BD (Becton, Dickinson and Company) and Accelerate Diagnostics, an innovator of rapid in-vitro diagnostics in microbiology, announced a worldwide commercial collaboration agreement where BD will offer Accelerate’s rapid testing solution for antibiotic resistance and susceptibility. The test offers results in hours, versus one to two days with some traditional laboratory methods.
Under the agreement, BD will market and sell the Accelerate Pheno system and Accelerate Arc module and associated test kits through its global sales network in territories where products have regulatory approval or registration. These solutions complement BD’s existing Clinical Microbiology portfolio and advance the shared goal of both companies to address the global threat of antimicrobial resistance.
“When a patient is very sick, every minute matters,” said Brooke Story, president of Integrated Diagnostic Solutions for BD. “Rapid testing can quickly determine if an antibiotic should be used for treatment, and if so, which one. Through our collaboration with Accelerate Diagnostics, we can help clinicians more quickly, efficiently and effectively treat patients, which may lead to a reduction in healthcare costs and help slow the spread of antimicrobial resistance.”
The Accelerate PhenoTest BC kit is the first test cleared by the U.S. FDA that can deliver both rapid identification and phenotypic antibiotic susceptibility results in hours direct from positive blood cultures.

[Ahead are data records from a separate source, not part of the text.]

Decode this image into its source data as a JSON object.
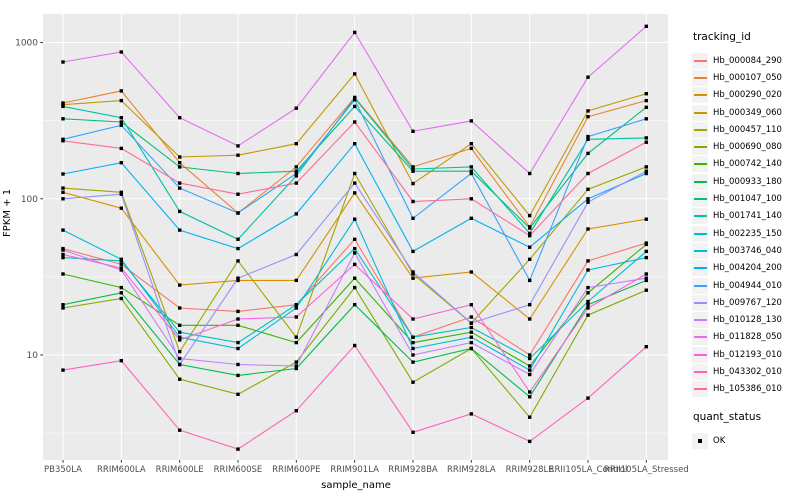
{
  "figure": {
    "y_axis_title": "FPKM + 1",
    "x_axis_title": "sample_name",
    "legend": {
      "tracking_title": "tracking_id",
      "quant_title": "quant_status",
      "quant_items": [
        {
          "label": "OK",
          "marker": "black-square"
        }
      ]
    },
    "colors": {
      "panel_background": "#EBEBEB",
      "grid_major": "#FFFFFF",
      "grid_minor": "#FFFFFF",
      "tick_label": "#4D4D4D",
      "tick_mark": "#333333",
      "marker": "#000000",
      "legend_key_background": "#F2F2F2"
    }
  },
  "chart_data": {
    "type": "line",
    "title": "",
    "xlabel": "sample_name",
    "ylabel": "FPKM + 1",
    "y_scale": "log10",
    "ylim": [
      2.1,
      1520
    ],
    "grid": true,
    "legend_position": "right",
    "y_ticks": [
      {
        "value": 10,
        "label": "10"
      },
      {
        "value": 100,
        "label": "100"
      },
      {
        "value": 1000,
        "label": "1000"
      }
    ],
    "y_minor_ticks": [
      3.162,
      31.62,
      316.2
    ],
    "categories": [
      "PB350LA",
      "RRIM600LA",
      "RRIM600LE",
      "RRIM600SE",
      "RRIM600PE",
      "RRIM901LA",
      "RRIM928BA",
      "RRIM928LA",
      "RRIM928LE",
      "RRII105LA_Control",
      "RRII105LA_Stressed"
    ],
    "marker": {
      "shape": "square",
      "color": "#000000",
      "size": 3.4,
      "meaning": "quant_status OK"
    },
    "series": [
      {
        "name": "Hb_000084_290",
        "color": "#F8766D",
        "quant_status": "OK",
        "values": [
          48,
          38,
          20,
          19,
          21,
          55,
          13,
          17.5,
          10,
          40,
          52
        ]
      },
      {
        "name": "Hb_000107_050",
        "color": "#EA8331",
        "quant_status": "OK",
        "values": [
          410,
          490,
          170,
          81,
          160,
          445,
          160,
          210,
          66,
          335,
          425
        ]
      },
      {
        "name": "Hb_000290_020",
        "color": "#D89000",
        "quant_status": "OK",
        "values": [
          110,
          87,
          28,
          30,
          30,
          109,
          31,
          34,
          17,
          64,
          74
        ]
      },
      {
        "name": "Hb_000349_060",
        "color": "#C09B00",
        "quant_status": "OK",
        "values": [
          400,
          425,
          185,
          190,
          225,
          630,
          125,
          225,
          78,
          365,
          470
        ]
      },
      {
        "name": "Hb_000457_110",
        "color": "#A3A500",
        "quant_status": "OK",
        "values": [
          117,
          110,
          10.5,
          40,
          13,
          145,
          33,
          16,
          41,
          115,
          160
        ]
      },
      {
        "name": "Hb_000690_080",
        "color": "#7CAE00",
        "quant_status": "OK",
        "values": [
          20,
          23,
          7,
          5.6,
          9,
          27,
          6.7,
          11,
          4,
          18,
          26
        ]
      },
      {
        "name": "Hb_000742_140",
        "color": "#39B600",
        "quant_status": "OK",
        "values": [
          33,
          27,
          15.5,
          15.5,
          12,
          31,
          12,
          14,
          8.5,
          25,
          51
        ]
      },
      {
        "name": "Hb_000933_180",
        "color": "#00BB4E",
        "quant_status": "OK",
        "values": [
          21,
          25,
          8.7,
          7.4,
          8.2,
          21,
          9,
          11,
          5.4,
          21,
          30
        ]
      },
      {
        "name": "Hb_001047_100",
        "color": "#00BF7D",
        "quant_status": "OK",
        "values": [
          325,
          310,
          160,
          145,
          150,
          390,
          150,
          150,
          65,
          195,
          385
        ]
      },
      {
        "name": "Hb_001741_140",
        "color": "#00C1A3",
        "quant_status": "OK",
        "values": [
          390,
          330,
          83,
          55,
          140,
          440,
          155,
          160,
          60,
          240,
          245
        ]
      },
      {
        "name": "Hb_002235_150",
        "color": "#00BFC4",
        "quant_status": "OK",
        "values": [
          42,
          40,
          14,
          12,
          21,
          48,
          13,
          15,
          9.5,
          22,
          46
        ]
      },
      {
        "name": "Hb_003746_040",
        "color": "#00BAE0",
        "quant_status": "OK",
        "values": [
          63,
          41,
          13,
          11,
          20,
          74,
          11,
          13,
          8,
          35,
          42
        ]
      },
      {
        "name": "Hb_004204_200",
        "color": "#00B0F6",
        "quant_status": "OK",
        "values": [
          144,
          170,
          63,
          48,
          80,
          225,
          46,
          75,
          49,
          100,
          145
        ]
      },
      {
        "name": "Hb_004944_010",
        "color": "#35A2FF",
        "quant_status": "OK",
        "values": [
          240,
          295,
          117,
          81,
          145,
          430,
          75,
          145,
          30,
          250,
          325
        ]
      },
      {
        "name": "Hb_009767_120",
        "color": "#9590FF",
        "quant_status": "OK",
        "values": [
          100,
          107,
          8.7,
          31,
          44,
          126,
          34,
          16,
          21,
          95,
          150
        ]
      },
      {
        "name": "Hb_010128_130",
        "color": "#C77CFF",
        "quant_status": "OK",
        "values": [
          47,
          35,
          9.5,
          8.7,
          8.5,
          45,
          10,
          12,
          7.5,
          27,
          31
        ]
      },
      {
        "name": "Hb_011828_050",
        "color": "#E76BF3",
        "quant_status": "OK",
        "values": [
          750,
          870,
          330,
          218,
          380,
          1160,
          270,
          315,
          145,
          600,
          1270
        ]
      },
      {
        "name": "Hb_012193_010",
        "color": "#FA62DB",
        "quant_status": "OK",
        "values": [
          44,
          36,
          12.5,
          17,
          17.5,
          38,
          17,
          21,
          5.8,
          20,
          33
        ]
      },
      {
        "name": "Hb_043302_010",
        "color": "#FF62BC",
        "quant_status": "OK",
        "values": [
          8,
          9.2,
          3.3,
          2.5,
          4.4,
          11.5,
          3.2,
          4.2,
          2.8,
          5.3,
          11.3
        ]
      },
      {
        "name": "Hb_105386_010",
        "color": "#FF6A98",
        "quant_status": "OK",
        "values": [
          235,
          210,
          126,
          107,
          126,
          310,
          96,
          100,
          58,
          145,
          230
        ]
      }
    ]
  }
}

Recent external studies indicate this solution offers results one to two days faster than traditional laboratory methods, which can include culturing samples for 18 to 24 hours, and then performing a susceptibility test that can take eight to 24 hours to result. This enables clinicians to optimize antibiotic selection and dosage specific to the individual patient, days earlier. It is well established in peer-reviewed literature that improving time to optimal therapy benefits both patient outcomes and hospital operations.
The Accelerate Arc module is a simple load-and-go system that eliminates the requirement of a subculture for MALDI ID as well as the need for lengthy hands-on time by automating the direct MALDI ID workflow. It is currently US, CE-IVDR and UKCA registered for positive blood cultures.